Infection biologists have been investigation hoe the coronavirus SARS-CoV-2 penetrates a cell. They have identified protease TMPRSS2 to be essential for the entry of the virus into the lungs, and a drug that is clinically proven and known to be active against the protease could constitute a treatment option as it was found to block the infection of SARS-CoV-2.
The world is being circulated by several coronaviruses, which normally, when it infects humans, caused mild respiratory disease. However, currently we are witness to a spread of a new coronavirus worldwide, with over 90,000 cases confirmed and a death toll of more that 3,000. SARS coronavirus-2 is the name that this new virus has been given, and it was transmitted to humans from animals. It causes a more serious respiratory disease that can take a more severe course, called COVID-19. The SARS coronavirus-2, which has been spreading throughout the world since December 2019 is closely related to the virus that caused the SARS pandemic in 2002 and 2003: SARS coronavirus, and there are not any drugs or vaccines currently available that can combat these viruses.
Led by infection biologists hailing from the German Primate Centre, a group of scientists including researchers from the University of Veterinary Medicine Hannover Foundation, the LMU Munich, Charité, the Robert Koch Institute, the German Centre for Infection Research and the BG-Unfallklinik Murnau, wanted to research the new coronavirus SARS-CoV-2, how it enters host cells and most importantly how this process can be blocked. A cellular protein which is necessary for the SARS-CoV-2 virus to enter into lung cells was identified by researchers.
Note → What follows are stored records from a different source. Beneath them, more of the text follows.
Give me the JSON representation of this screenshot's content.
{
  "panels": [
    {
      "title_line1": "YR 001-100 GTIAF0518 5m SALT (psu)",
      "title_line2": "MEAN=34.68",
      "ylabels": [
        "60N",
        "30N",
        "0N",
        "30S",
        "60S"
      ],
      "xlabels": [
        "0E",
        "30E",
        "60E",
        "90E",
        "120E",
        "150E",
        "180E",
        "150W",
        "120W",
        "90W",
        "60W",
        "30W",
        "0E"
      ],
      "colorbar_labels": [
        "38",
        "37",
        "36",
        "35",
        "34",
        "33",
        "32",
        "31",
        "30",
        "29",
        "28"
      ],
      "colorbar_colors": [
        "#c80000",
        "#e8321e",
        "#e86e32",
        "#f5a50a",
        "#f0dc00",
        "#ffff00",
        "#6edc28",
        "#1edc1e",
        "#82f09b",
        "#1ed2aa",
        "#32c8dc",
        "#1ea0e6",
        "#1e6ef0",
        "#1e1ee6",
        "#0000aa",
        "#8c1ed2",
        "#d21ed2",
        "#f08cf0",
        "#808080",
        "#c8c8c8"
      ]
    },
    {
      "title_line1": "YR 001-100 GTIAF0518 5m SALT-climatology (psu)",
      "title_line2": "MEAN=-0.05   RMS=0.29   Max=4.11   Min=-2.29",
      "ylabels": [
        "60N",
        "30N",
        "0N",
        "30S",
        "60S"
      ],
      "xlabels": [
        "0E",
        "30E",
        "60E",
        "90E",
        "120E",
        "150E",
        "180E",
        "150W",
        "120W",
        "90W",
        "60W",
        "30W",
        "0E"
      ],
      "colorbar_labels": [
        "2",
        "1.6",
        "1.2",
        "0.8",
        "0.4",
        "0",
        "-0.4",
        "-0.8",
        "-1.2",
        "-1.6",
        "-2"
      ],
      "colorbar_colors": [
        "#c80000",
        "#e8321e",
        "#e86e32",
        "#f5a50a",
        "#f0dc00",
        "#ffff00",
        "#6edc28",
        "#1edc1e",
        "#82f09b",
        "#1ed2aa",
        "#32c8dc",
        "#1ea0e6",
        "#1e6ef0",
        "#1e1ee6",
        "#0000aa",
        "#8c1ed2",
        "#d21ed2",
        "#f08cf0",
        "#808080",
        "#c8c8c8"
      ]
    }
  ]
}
“Our results show that SARS-CoV-2 requires the protease TMPRSS2, which is present in the human body, to enter cells,”
says Stefan Pöhlmann, head of the Infection Biology Unit at the German Primate Centre.
“This protease is a potential target for therapeutic intervention.”
The researchers have been investigating wether the drug camostat mesilate, a drug approved and used for pancreatic inflamation in Japan, can prevent infection with SARS-CoV-2, since it is known that the drug can inhibit the protease TMPRSS2. “We have tested SARS-CoV-2 isolated from a patient and found that camostat mesilate blocks entry of the virus into lung cells,” says the lead author of the study, Markus Hoffmann.
“Our results suggest that camostat mesilate might also protect against COVID-19,” says Markus Hoffmann.
“This should be investigated in clinical trials.”